The arrival of this book yesterday has brought something wonderful to my weekend. Many of you have been subjected to my near idolatrous love of Nox, and know that anything Anne Carson is involved with is an object of book lust for me. The production value of Nox brought joy to me that such exceptional content should find a home in something so beautiful and thoughtfully assembled. New Directions has always been a favorite publisher of mine for their author list (Tennessee Williams, William Carlos Williams, Roberto Bolano and Muriel Spark being especially admired in a list where nothing is not book lust worthy), but the investment they made in producing Nox endeared them to me forever. And they extended another outrageously generous gift to readers in this Carson translation.
From the New Directions blog:
Carson has hand-lettered the text on the pages (see below), and artist Bianca Stone (a former student of Carson's) has provided color illustrations, which are being printed on translucent vellum pages. The end result being that the two will work together, the ghostly presentiment of the text-to-come enhancing the illustrations.

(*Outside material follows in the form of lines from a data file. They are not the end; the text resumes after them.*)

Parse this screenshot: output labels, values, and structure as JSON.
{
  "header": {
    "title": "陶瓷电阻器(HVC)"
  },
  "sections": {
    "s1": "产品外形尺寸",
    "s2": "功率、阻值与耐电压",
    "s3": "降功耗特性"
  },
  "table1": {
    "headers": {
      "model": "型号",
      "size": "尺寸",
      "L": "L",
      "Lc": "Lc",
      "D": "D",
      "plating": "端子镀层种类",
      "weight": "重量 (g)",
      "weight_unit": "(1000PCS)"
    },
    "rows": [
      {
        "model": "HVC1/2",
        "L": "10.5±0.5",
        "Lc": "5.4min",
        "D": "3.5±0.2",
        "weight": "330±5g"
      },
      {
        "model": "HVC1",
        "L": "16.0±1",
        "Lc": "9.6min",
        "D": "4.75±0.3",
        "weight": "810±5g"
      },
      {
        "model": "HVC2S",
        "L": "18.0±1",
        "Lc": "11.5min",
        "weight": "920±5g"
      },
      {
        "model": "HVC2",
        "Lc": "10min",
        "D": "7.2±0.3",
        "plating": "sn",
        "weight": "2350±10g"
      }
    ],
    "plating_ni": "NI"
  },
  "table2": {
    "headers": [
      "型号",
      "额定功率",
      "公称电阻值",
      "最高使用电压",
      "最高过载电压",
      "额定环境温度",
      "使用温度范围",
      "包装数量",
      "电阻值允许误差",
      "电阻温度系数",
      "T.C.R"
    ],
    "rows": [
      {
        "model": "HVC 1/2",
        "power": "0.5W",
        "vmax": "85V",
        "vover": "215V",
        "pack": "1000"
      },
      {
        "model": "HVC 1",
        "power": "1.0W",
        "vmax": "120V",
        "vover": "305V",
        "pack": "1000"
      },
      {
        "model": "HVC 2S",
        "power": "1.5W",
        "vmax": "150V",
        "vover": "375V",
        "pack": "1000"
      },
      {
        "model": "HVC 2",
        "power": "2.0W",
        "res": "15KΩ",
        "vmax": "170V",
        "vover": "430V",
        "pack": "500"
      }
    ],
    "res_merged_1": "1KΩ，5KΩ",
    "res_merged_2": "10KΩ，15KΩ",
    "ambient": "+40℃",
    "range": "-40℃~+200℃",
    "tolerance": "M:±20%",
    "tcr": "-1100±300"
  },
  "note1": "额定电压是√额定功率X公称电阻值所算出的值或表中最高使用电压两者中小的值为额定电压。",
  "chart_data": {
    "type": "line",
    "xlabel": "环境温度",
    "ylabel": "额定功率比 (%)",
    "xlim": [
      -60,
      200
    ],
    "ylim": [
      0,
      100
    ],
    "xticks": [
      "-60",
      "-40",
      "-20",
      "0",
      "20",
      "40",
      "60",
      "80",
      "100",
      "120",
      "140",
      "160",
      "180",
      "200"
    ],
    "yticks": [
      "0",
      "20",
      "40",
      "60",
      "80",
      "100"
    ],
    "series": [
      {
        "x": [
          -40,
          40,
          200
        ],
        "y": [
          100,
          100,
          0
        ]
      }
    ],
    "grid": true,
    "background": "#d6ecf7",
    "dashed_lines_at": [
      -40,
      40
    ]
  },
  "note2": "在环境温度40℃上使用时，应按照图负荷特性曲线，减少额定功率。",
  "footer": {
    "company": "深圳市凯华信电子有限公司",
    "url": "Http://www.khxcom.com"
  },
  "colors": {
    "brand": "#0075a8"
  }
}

The translation itself is simply beautiful. She's playful with the language and the plot (the chorus has a decidedly sarcastic tone; Kreon enters on a motorboat), and yet it's still the fundamentally human story about death and honor, ethics and the law. It is, essentially what it was when it was written about 2500 years ago: a timeless classic.
The impact of the text peeping through the illustrations on vellum is best captured by the description on the ND blog as "ghosting through."
And the arrangement of thoughts in isolation on certain pages is powerful.
So I am starting to read this as soon as I click "Publish Now" here. And I am cheating. I am reading all the chorus sections first. To pick up the tone, the voice of that tool in this translation. And then a read from cover to cover.